Yargıtay Hukuk Genel Kurulu, milyonlarca otomobil sahibini yakından ilgilendiren bir karara imza attı. Yüksek Mahkeme otomobilin pistonlarının vurması sonucu motor bloğunun delinmesinin gizli ayıp niteliğinde olduğuna hükmetti.
İçtihat Bülteni'nden edinilen bilgiye göre; bir işadamı 2009 senesinde sıfır bir otomobil aldı.
Üç yıldır sorunsuz kullanılan otomobil, 2012 yılında seyir halindeyken aniden stop etti. Aracın yeniden çalışmaması üzerine çekici yardımı ile servise çektirilen otomobilde, servis incelemesi sonucunda motor bloğunun pistonların vurması sonucu iki yerden delindiği belirlendi. Servis onarımı tamamlayarak hasar bedelinin yüzde 60’ının davalı tarafından karşılanacağı bildirildi. Aracı servisten çıkarmak için ödemek zorunda kaldığı 9 bin 737 TL'nin tahsilini isteyen işadamı 2. Ticaret Asliye Mahkemesi'nin yolunu tuttu. Davalıya gönderilen ihtarname ile ödenen bedelin iadesinin istendiğini, ancak davalı tarafından bir cevap verilmediğini ileri sürerek onarım bedelinden dolayı ödemek zorunda kaldığı paranın ödeme tarihinden itibaren işleyecek ticari avans faizi ile birlikte davalıdan tahsilini talep etti.
Davalı bayi ise süresinde ayıp ihbarı yapılmayarak davacının ayıba karşı tekeffülden doğacak haklarını kaybettiğini öne sürdü.
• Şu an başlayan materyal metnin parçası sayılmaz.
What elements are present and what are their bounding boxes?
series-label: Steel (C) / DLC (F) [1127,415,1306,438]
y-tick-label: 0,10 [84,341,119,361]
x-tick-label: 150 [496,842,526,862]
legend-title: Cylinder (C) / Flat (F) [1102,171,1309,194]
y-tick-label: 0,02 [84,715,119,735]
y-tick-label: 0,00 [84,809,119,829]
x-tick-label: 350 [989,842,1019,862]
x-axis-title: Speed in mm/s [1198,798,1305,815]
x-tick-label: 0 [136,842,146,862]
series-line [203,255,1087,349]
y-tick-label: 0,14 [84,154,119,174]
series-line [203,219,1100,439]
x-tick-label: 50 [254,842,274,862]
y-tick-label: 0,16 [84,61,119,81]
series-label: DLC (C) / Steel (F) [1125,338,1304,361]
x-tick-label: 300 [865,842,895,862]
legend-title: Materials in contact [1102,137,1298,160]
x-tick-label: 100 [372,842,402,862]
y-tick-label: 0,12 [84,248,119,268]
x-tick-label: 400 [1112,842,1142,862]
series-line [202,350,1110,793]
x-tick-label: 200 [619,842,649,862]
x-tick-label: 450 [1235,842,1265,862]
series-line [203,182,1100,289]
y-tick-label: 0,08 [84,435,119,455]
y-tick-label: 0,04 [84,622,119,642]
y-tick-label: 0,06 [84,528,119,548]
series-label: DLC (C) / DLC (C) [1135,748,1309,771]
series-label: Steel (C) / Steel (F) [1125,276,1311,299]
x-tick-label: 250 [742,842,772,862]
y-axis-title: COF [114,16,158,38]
Mahkeme; garanti belgesinin incelenmesinde garanti süresinin iki yıl olduğu, ikinci el satışlarında dahi garantinin geçerli olduğunun belirtildiği, aracın garanti süresinin 15.06.2011 tarihinde dolduğu, altı aylık zamanaşımı süresinin de dolduğu, dava zamanaşımı süresi geçmiş olsa da arızanın tamirinin garanti çerçevesinde yapılması kabul edildiğinden zamanaşımı def'inde bulunulamayacağına dikkat çekti. Ayıp ihbarının yapılmamış olması iddiasının da ileri sürülemeyeceği, arızanın motorun içerisinde ve teslimden üç yıl sonra meydana gelmesi nedeniyle arızanın olağan kontrol ile tespitinin mümkün olmadığı, davacı tarafından da aracın servisine müracaat edildiğinden ayıp ortaya çıkar çıkmaz ihbarın yapılmış olduğu hatırlatıldı. Aracın motorunun garanti çerçevesinde ve müşteri memnuniyeti çerçevesinde değiştirildiğinin anlaşıldığı, belgede motorun tamir bedelinin yüzde 60’ı oranında değiştirildiğinin yazılı olmadığı gerekçesiyle davanın kabulü paranın davalıdan tahsiline karar verildi. Yargıtay 19. Hukuk Dairesi, kararı bozdu. Bursa 2. Asliye Ticaret Mahkemesi, ilk kararında direndi. Davalı şirket kararı temyiz edince bu kez devreye Yargıtay Hukuk Genel Kurulu girdi.
Oy çokluğu ile alınan kararda şöyle denildi: "Somut uyuşmazlıkta davacı tarafından davalıya yapılan ödeme tarihi 25.05.2012 olup dava 22.02.2013 tarihinde açılmıştır. 6762 sayılı TTK’nın 25. maddesi uyarınca altı aylık dava zamanaşımı süresi dolmuş ise de, alınan bilirkişi raporu ile de sabit olduğu üzere araçtaki motor arızasının üretim kaynaklı olduğu, bu durumda ortaya çıkan gizli ayıp nedeniyle davalının ağır kusurlu olduğu ve ayıbın hile ile davacıdan gizlendiğinin kabulü gerekmektedir. Araçtaki gizli ayıp nedeniyle davalının ağır kusurlu olması durumunda ağır kusur veya hile ile ayıbın tüketiciden gizlenmesi hâlinde zamanaşımı süresinden yararlanılması mümkün olmayıp davalının zamanaşımı def’î yerinde değildir. Hâl böyle olunca, mahkemece verilen direnme kararı açıklanan bu değişik gerekçe ve nedenlerle yerindedir."
Yargıtay Hukuk Genel Kurulu'nun karar numarasının 2021/1419 2. Asliye Ticaret Mahkemesi olarak tescil edildiği bildirildi.